Personal information
- Full name: William Sowden
- Date of birth: 8 December 1930
- Place of birth: Gorton, England
- Date of death: 13 November 2010 (aged 79)
- Place of death: Stockport, England
- Position(s): Forward

Youth career
- 0000–1949: Greenwood Victoria

Senior career*
- Years: Team / Apps / (Gls)
- 1949–1954: Manchester City / 11 / (2)
- 1954–1957: Chesterfield / 97 / (59)
- 1957–1958: Stockport County / 15 / (7)
- 1958–1961: Macclesfield / 71 / (43)
- 1961: Altrincham
- Total:  / 194 / (111)

= Billy Sowden =

English footballer (1930-2005)

William Sowden (8 December 1930 – 13 November 2010) was an English professional footballer who played as a centre forward in the Football League for Manchester City, Chesterfield and Stockport County and in non-League football for Macclesfield and Altrincham.

==Career==
Born in Gorton, Manchester, Sowden started his career with junior side Greenwood Victoria before joining Manchester City as an eighteen-year-old in April 1949, despite being a Manchester United supporter. He made his professional debut for City in August 1952 in the Manchester derby. In his next appearance for the club he scored twice against Tottenham Hotspur. He scored the first Manchester City goal under floodlights at Maine Road when he scored a hat-trick against Heart of Midlothian in a friendly in October 1953. He rose to local fame for being one of the first City players to own a car, and he would often offer lifts to supporters attending Maine Road. In November 1954, he transferred to Football League Third Division North side Chesterfield for a fee of £1,500. In his first season for the club he finished as second-highest scorer behind George Smith, scoring 14 goals in 24 matches. In the 1955–56 season he played in all but one game and scored 32 goals, which remains a post-war record haul in a season by a Chesterfield player.
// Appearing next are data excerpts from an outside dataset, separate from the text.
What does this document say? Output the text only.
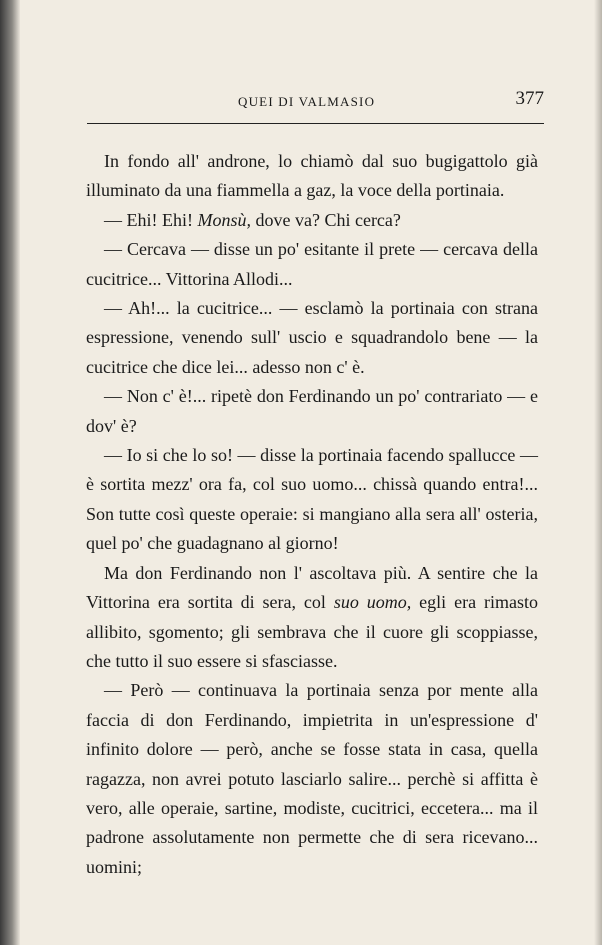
QUEI DI VALMASIO	377

In fondo all' androne, lo chiamò dal suo bugigattolo già illuminato da una fiammella a gaz, la voce della portinaia.

— Ehi! Ehi! Monsù, dove va? Chi cerca?

— Cercava — disse un po' esitante il prete — cercava della cucitrice... Vittorina Allodi...

— Ah!... la cucitrice... — esclamò la portinaia con strana espressione, venendo sull' uscio e squadrandolo bene — la cucitrice che dice lei... adesso non c' è.

— Non c' è!... ripetè don Ferdinando un po' contrariato — e dov' è?

— Io si che lo so! — disse la portinaia facendo spallucce — è sortita mezz' ora fa, col suo uomo... chissà quando entra!... Son tutte così queste operaie: si mangiano alla sera all' osteria, quel po' che guadagnano al giorno!

Ma don Ferdinando non l' ascoltava più. A sentire che la Vittorina era sortita di sera, col suo uomo, egli era rimasto allibito, sgomento; gli sembrava che il cuore gli scoppiasse, che tutto il suo essere si sfasciasse.

— Però — continuava la portinaia senza por mente alla faccia di don Ferdinando, impietrita in un'espressione d' infinito dolore — però, anche se fosse stata in casa, quella ragazza, non avrei potuto lasciarlo salire... perchè si affitta è vero, alle operaie, sartine, modiste, cucitrici, eccetera... ma il padrone assolutamente non permette che di sera ricevano... uomini;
His place in the side was less secure during the 1956–57 season, however, he still managed to score 13 goals in 28 matches. He lost his place in February 1957 when the club signed Gwyn Lewis, and his final goal for the club came against his boyhood side Manchester United in a reserve match. In the summer of 1957 he transferred to Stockport County in exchange for Ivor Seemley. He had an impressive record in his only season for the club scoring 8 goals in 16 matches in all competitions. In the summer of 1958 he dropped into non-league football with Cheshire County League side Macclesfield. He made his debut for the Silkmen in August 1958 at home to Buxton. He was top scorer in his first season with the club scoring 19 times. He scored three hat-tricks during his time at the Moss Rose, playing his last match for the club in November 1960. In total he made 89 appearances for Macclesfield in all competitions scoring 51 goals, before transferring to divisional rivals Altrincham in 1961. He made his debut for the club in April 1961, in a 7–0 defeat to Bangor City. He played in all of the last eight matches of the 1960–61 season for the struggling side, as Altrincham lost every match, before retiring from the game.

==Personal life==
After retiring from full-time football Sowden ran the family's bakery business in Heaton Chapel, where he worked until his retirement. He died on 13 November 2010 in Stockport, Greater Manchester at the age of 79, after suffering from dementia in his later life.